The legal theory that you need to be attuned to is a claim for negligent hiring. The basic notion behind this theory is that companies are obligated to exercise an appropriate standard of care when making hiring decisions. The appropriate standard will depend on the nature of the position and the risks the individual poses to members of the public or co-employees. To use a fanciful example, if you were hiring a person with the responsibility for guarding weapons-grade uranium, your due diligence better be damn thorough. Conversely, if you are hiring someone to cut the lawn in front of your company headquarters, perhaps your background checks could be a bit less rigorous.
The seminal Minnesota case on this subject, Ponticas vs. K.M.S. Investments, 331 N.W.2d 907 (Minn. 1983), was decided 25 years ago. The fact pattern of Ponticas was troubling. A company was hiring someone for the job of resident manager for an apartment complex. The person hired for that job would receive a master key for approximately 200 apartments. The company hired someone without making any effort to check the references he listed on his resume. As it turned out, the references he listed were family members (mother and sister). In addition, the company making the hiring decision failed to explore the multi-year “gaps” in the applicant’s employment. As it turned out, the gaps reflected time the applicant spent in prison.
Without any of this information, the company hired Dennis Grafice, a 25-year old with a troubled past, including sporadic employment, criminal convictions for multiple offenses, and incarceration. Not long after he had been hired, Grafice used the master key he had been given to access a tenant’s apartment and sexually assaulted a woman whose husband was out of town on business. She sued the company on the ground that it had been negligent in hiring this individual. The Minnesota Supreme Court accepted the plaintiff’s legal theory, stating “an employer has a duty to exercise reasonable care in view of all the circumstances in hiring individuals who, because of their employment, may pose a threat of injury to members of the public.” The court emphasized that companies needed to perform “reasonable investigations” into an applicant’s background, a concept that took into consideration the nature of the position and the risk to the public.

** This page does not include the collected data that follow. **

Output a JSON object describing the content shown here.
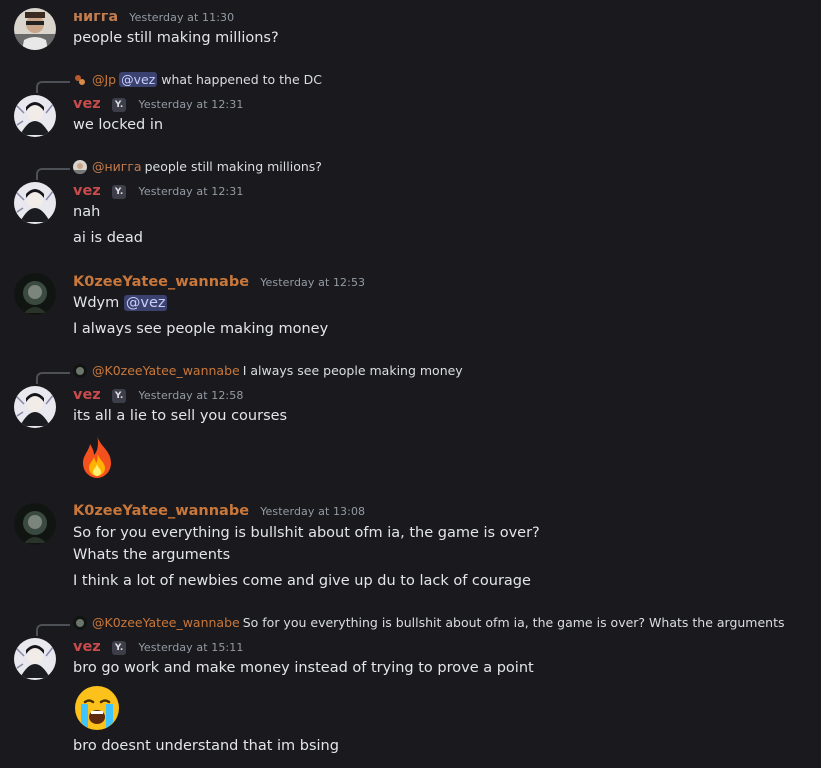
{
  "messages": [
    {
      "author": "нигга",
      "timestamp": "Yesterday at 11:30",
      "lines": [
        "people still making millions?"
      ]
    },
    {
      "reply": {
        "name": "@Jp",
        "mention": "@vez",
        "text": "what happened to the DC"
      },
      "author": "vez",
      "tag": "Y.",
      "timestamp": "Yesterday at 12:31",
      "lines": [
        "we locked in"
      ]
    },
    {
      "reply": {
        "name": "@нигга",
        "text": "people still making millions?"
      },
      "author": "vez",
      "tag": "Y.",
      "timestamp": "Yesterday at 12:31",
      "lines": [
        "nah",
        "ai is dead"
      ]
    },
    {
      "author": "K0zeeYatee_wannabe",
      "timestamp": "Yesterday at 12:53",
      "lines_pre": "Wdym",
      "mention": "@vez",
      "lines": [
        "I always see people making money"
      ]
    },
    {
      "reply": {
        "name": "@K0zeeYatee_wannabe",
        "text": "I always see people making money"
      },
      "author": "vez",
      "tag": "Y.",
      "timestamp": "Yesterday at 12:58",
      "lines": [
        "its all a lie to sell you courses"
      ],
      "emoji": "fire-emoji"
    },
    {
      "author": "K0zeeYatee_wannabe",
      "timestamp": "Yesterday at 13:08",
      "lines": [
        "So for you everything is bullshit about ofm ia, the game is over?",
        "Whats the arguments",
        "I think a lot of newbies come and give up du to lack of courage"
      ]
    },
    {
      "reply": {
        "name": "@K0zeeYatee_wannabe",
        "text": "So for you everything is bullshit about ofm ia, the game is over?  Whats the arguments"
      },
      "author": "vez",
      "tag": "Y.",
      "timestamp": "Yesterday at 15:11",
      "lines": [
        "bro go work and make money instead of trying to prove a point",
        "bro doesnt understand that im bsing"
      ],
      "emoji": "loudly-crying-emoji"
    }
  ],
  "colors": {
    "background": "#1a1a1e",
    "vez": "#c94b4b",
    "nigga": "#c27c4e",
    "kozee": "#c9773a",
    "mention_bg": "#3c4270"
  }
}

Although negligent hiring cases decided since Ponticas, whether in Minnesota or other jurisdictions, often have involved hiring decisions that have placed dangerous individuals in contact with the public, these are not the only contexts where this legal theory has been accepted. For example, one case involved a hospital’s retention of an individual to coordinate a kidney transplant unit. This individual, who could not read medical charts, was unaware that one of the kidneys implanted in a patient was cancerous, ultimately leading to the death of the recipient. Another case involved an individual who kept loaded weapons at a Boy Scout camp, one of which was fired and accidentally struck a child. Other cases involve situations involving ex-felons who were entrusted with customer funds, only to later embezzle those monies. Moreover, we now live in a time when technological advancements can exacerbate risks, as the $7 Billion loss at the French Bank, Societe Generale, in January 2008, all attributable to the deception of one rogue trader, dramatically illustrates.

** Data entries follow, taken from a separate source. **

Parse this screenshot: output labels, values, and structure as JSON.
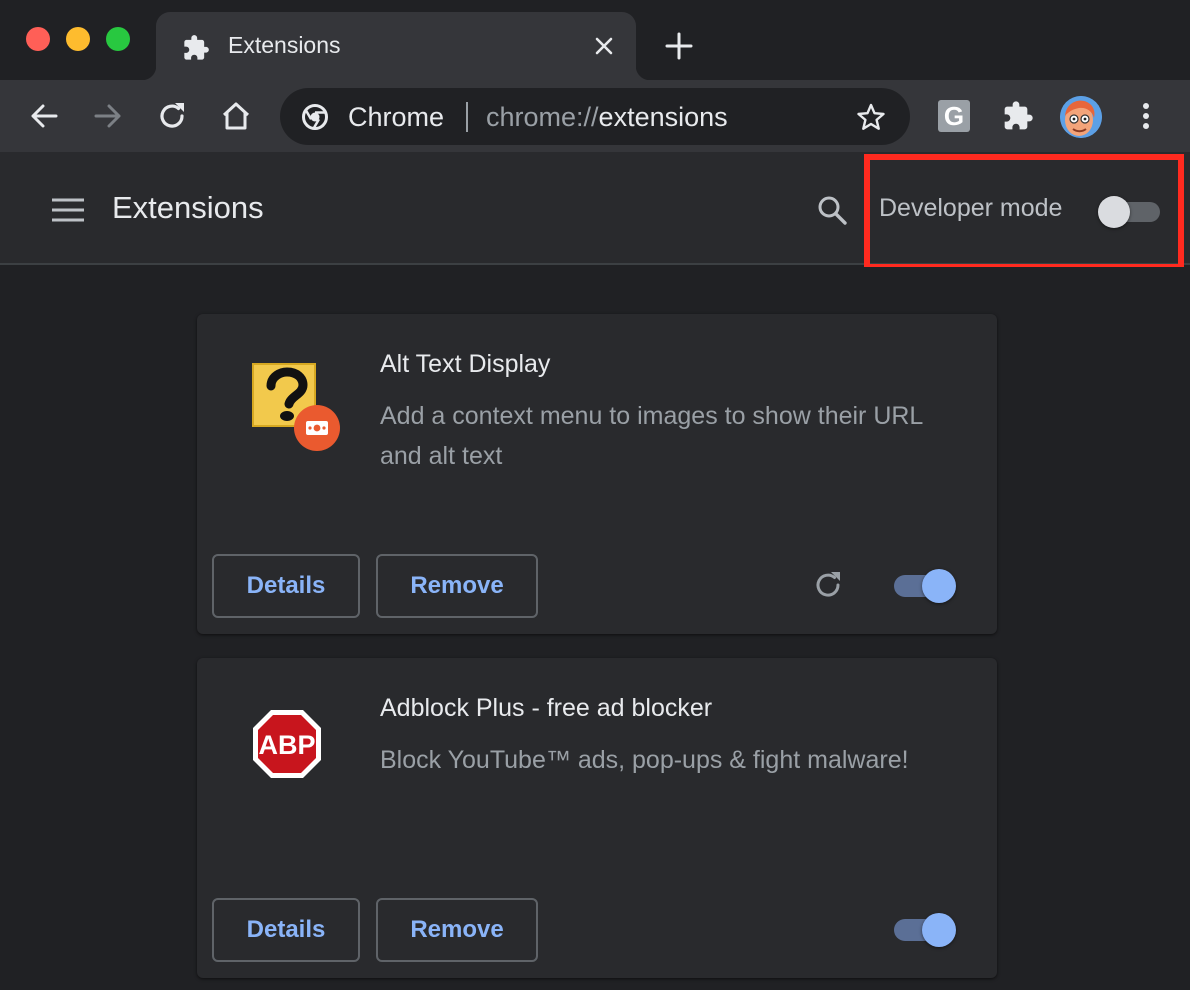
{
  "tab": {
    "title": "Extensions"
  },
  "omnibox": {
    "chip": "Chrome",
    "url_scheme": "chrome://",
    "url_host": "extensions"
  },
  "toolbar_icons": [
    "back-icon",
    "forward-icon",
    "reload-icon",
    "home-icon",
    "chrome-logo-icon",
    "bookmark-star-icon",
    "grammarly-extension-icon",
    "extensions-puzzle-icon",
    "profile-avatar",
    "more-menu-icon"
  ],
  "toolbar": {
    "grammarly_letter": "G"
  },
  "header": {
    "title": "Extensions",
    "developer_mode_label": "Developer mode",
    "developer_mode_on": false
  },
  "highlight_color": "#ff2a1f",
  "accent_color": "#8ab4f8",
  "extensions": [
    {
      "name": "Alt Text Display",
      "description": "Add a context menu to images to show their URL and alt text",
      "details_label": "Details",
      "remove_label": "Remove",
      "enabled": true,
      "show_reload": true,
      "icon": "question-mark-image-icon"
    },
    {
      "name": "Adblock Plus - free ad blocker",
      "description": "Block YouTube™ ads, pop-ups & fight malware!",
      "details_label": "Details",
      "remove_label": "Remove",
      "enabled": true,
      "show_reload": false,
      "icon": "abp-stop-sign-icon",
      "icon_text": "ABP"
    }
  ]
}
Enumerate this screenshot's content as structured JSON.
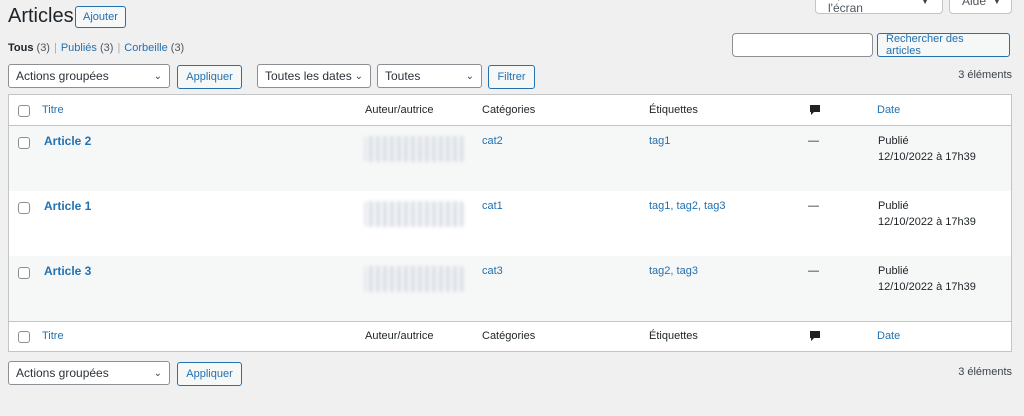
{
  "screen_tabs": {
    "screen_options": "Options de l'écran",
    "help": "Aide"
  },
  "header": {
    "title": "Articles",
    "add_new": "Ajouter"
  },
  "views": {
    "all": "Tous",
    "all_count": "(3)",
    "published": "Publiés",
    "published_count": "(3)",
    "trash": "Corbeille",
    "trash_count": "(3)",
    "separator": "|"
  },
  "search": {
    "value": "",
    "button": "Rechercher des articles"
  },
  "top_nav": {
    "bulk_actions": "Actions groupées",
    "apply": "Appliquer",
    "dates": "Toutes les dates",
    "categories": "Toutes",
    "filter": "Filtrer",
    "count": "3 éléments"
  },
  "columns": {
    "title": "Titre",
    "author": "Auteur/autrice",
    "categories": "Catégories",
    "tags": "Étiquettes",
    "comments_icon": "comment-icon",
    "date": "Date"
  },
  "rows": [
    {
      "title": "Article 2",
      "category": "cat2",
      "tags": "tag1",
      "comments": "—",
      "status": "Publié",
      "date": "12/10/2022 à 17h39"
    },
    {
      "title": "Article 1",
      "category": "cat1",
      "tags": "tag1, tag2, tag3",
      "comments": "—",
      "status": "Publié",
      "date": "12/10/2022 à 17h39"
    },
    {
      "title": "Article 3",
      "category": "cat3",
      "tags": "tag2, tag3",
      "comments": "—",
      "status": "Publié",
      "date": "12/10/2022 à 17h39"
    }
  ],
  "bottom_nav": {
    "bulk_actions": "Actions groupées",
    "apply": "Appliquer",
    "count": "3 éléments"
  },
  "colors": {
    "link": "#2271b1",
    "background": "#f0f0f1",
    "alt_row": "#f6f7f7"
  }
}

So, trust your intuition. Speak with the references the applicant has listed on his resume. Find out their relationship to the applicant. Determine what the applicant was doing during the “gaps” on his resume. Maybe there is an innocent explanation for these breaks in his employment history – perhaps he was a very happy and successful stay-at-home dad. You need to find out whether the explanation is innocent or something else. Until then, don’t make the offer. There will always be another qualified candidate for the position you are trying to fill.